« Il y a eu une improvisation sur le Mali et la Centrafrique.
Je ne dis pas qu’il ne fallait pas intervenir, mais je n’ai toujours
pas compris ce qu’on allait y faire. Le Mali, c’est du désert, des
montagnes et des grottes. Quand je vois le soin que j’ai mis à
intervenir en Côte d’Ivoire… On a sorti Laurent Gbagbo, on a installé
Alassane Ouattara,
sans aucune polémique, sans rien». Nicolas Sarkozy a fait cet aveu de
taille lors des nombreux rendez-vous secrets qu’il a eus pendant sa
retraite politique de deux ans et demi avec Nathalie Schuck et Frédéric
Gerschel pour chroniquer le quinquennat de François Hollande.

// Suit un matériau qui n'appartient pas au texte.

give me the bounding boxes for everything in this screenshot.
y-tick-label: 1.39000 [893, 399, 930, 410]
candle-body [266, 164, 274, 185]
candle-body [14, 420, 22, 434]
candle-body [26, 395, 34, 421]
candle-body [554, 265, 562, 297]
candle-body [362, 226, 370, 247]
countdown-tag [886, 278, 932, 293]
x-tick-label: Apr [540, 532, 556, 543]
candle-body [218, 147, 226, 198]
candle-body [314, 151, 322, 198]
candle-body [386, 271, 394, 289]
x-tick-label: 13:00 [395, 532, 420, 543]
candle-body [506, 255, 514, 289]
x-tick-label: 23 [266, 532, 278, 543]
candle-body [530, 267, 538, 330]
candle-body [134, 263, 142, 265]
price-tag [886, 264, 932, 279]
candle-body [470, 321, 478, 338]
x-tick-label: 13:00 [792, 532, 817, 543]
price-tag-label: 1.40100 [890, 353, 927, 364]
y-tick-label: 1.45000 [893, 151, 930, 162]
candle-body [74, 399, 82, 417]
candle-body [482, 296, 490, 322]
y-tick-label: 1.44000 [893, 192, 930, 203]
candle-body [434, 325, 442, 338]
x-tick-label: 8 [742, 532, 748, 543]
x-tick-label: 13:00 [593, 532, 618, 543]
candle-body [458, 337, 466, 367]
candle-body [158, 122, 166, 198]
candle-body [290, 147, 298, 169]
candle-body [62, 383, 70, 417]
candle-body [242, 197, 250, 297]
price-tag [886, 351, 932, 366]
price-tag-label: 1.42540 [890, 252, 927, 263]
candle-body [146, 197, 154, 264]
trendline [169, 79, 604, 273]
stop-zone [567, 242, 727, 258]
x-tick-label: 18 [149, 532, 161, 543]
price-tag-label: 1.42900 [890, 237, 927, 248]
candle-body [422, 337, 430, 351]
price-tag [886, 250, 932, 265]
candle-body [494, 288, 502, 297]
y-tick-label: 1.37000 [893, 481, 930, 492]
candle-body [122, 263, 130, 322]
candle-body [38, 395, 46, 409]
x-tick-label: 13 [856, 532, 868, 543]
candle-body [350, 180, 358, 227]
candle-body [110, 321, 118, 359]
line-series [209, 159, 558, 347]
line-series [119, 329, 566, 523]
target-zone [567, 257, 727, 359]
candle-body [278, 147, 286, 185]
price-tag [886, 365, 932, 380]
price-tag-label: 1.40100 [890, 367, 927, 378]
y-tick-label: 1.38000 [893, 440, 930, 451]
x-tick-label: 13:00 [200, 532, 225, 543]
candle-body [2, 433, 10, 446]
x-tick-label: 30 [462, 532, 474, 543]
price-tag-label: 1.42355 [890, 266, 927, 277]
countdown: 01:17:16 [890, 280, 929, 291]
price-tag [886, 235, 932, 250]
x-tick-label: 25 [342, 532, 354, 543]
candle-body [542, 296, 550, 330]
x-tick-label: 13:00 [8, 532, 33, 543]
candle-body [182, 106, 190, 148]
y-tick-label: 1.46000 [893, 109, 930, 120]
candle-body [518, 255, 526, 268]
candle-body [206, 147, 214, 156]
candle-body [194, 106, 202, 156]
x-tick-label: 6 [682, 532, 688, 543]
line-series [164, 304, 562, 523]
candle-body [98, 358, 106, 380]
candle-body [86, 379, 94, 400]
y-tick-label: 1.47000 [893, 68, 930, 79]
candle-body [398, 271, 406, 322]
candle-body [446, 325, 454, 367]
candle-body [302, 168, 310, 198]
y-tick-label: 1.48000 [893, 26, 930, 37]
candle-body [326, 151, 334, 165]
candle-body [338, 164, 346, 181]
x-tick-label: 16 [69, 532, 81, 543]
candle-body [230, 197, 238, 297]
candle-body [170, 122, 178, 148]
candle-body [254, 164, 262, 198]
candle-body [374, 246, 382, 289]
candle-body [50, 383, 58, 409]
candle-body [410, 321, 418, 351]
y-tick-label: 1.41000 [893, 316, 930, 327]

Des confidences que les deux journalistes français ont consignées dans
un livre paru, en novembre 2014, aux éditions Flammarion, sous le titre :
« Ça reste entre nous, hein ? Deux ans de confidences de Nicolas
Sarkozy ». Et qui dévoile, selon l’éditeur, «un Sarkozy brut de
décoffrage, sans le filtre de la communication que les Français
détectent et abhorrent».
Les vérités d’un aveu
Nicolas Sarkozy avoue avoir installé
Alassane Ouattara en renversant le président Laurent Gbagbo, déclaré élu
à l’issue de l’élection présidentielle de novembre 2010, et investi
comme tel par le Conseil constitutionnel,
l’unique juge des élections en Côte d’Ivoire. Gbagbo a été «sorti» pour
qu’Alassane Ouattara soit «installé» comme l’affirme Nicolas Sarkozy, à
la page 39 du livre.
La première vérité, c’est qu’il s’agit
d’un aveu pur et simple de coup d’Etat. La deuxième vérité dévoilée par
cet aveu, c’est que Sarkozy reconnaît l’implication de la France dans le
drame ivoirien qui a coûté la vie à des milliers d’enfants, de femmes
et d’hommes. La troisième vérité, c’est la raison économique qui a
motivé, comme l’indique Nicolas Sarkozy, la barbarie
de l’armée française en Côte d’Ivoire. Notre pays étant pour la France,
une vache à lait. Dès lors, toutes ses ressources naturelles énormes
doivent être contrôlées par la France.
Toutes ces vérités contredisent
clairement ce que Nicolas Sarkozy avait toujours brandi comme argument
au début de son offensive contre le président Gbagbo dans une affaire de
contentieux électoral. A savoir que c’était pour « le respect du choix
des Ivoiriens exprimé dans les urnes».
Le choix des Ivoiriens n’était pas
Ouattara. Gbagbo qui en était sûr avait demandé le recomptage des voix
sous la supervision de la communauté internationale pour voir où se
trouvait la vérité. Mais cette démarche démocratique et pacifique avait
été catégoriquement récusée par Sarkozy qui a usé de la violence militaire pour installer son poulain, Alassane Ouattara, à la tête de la Côte d’Ivoire.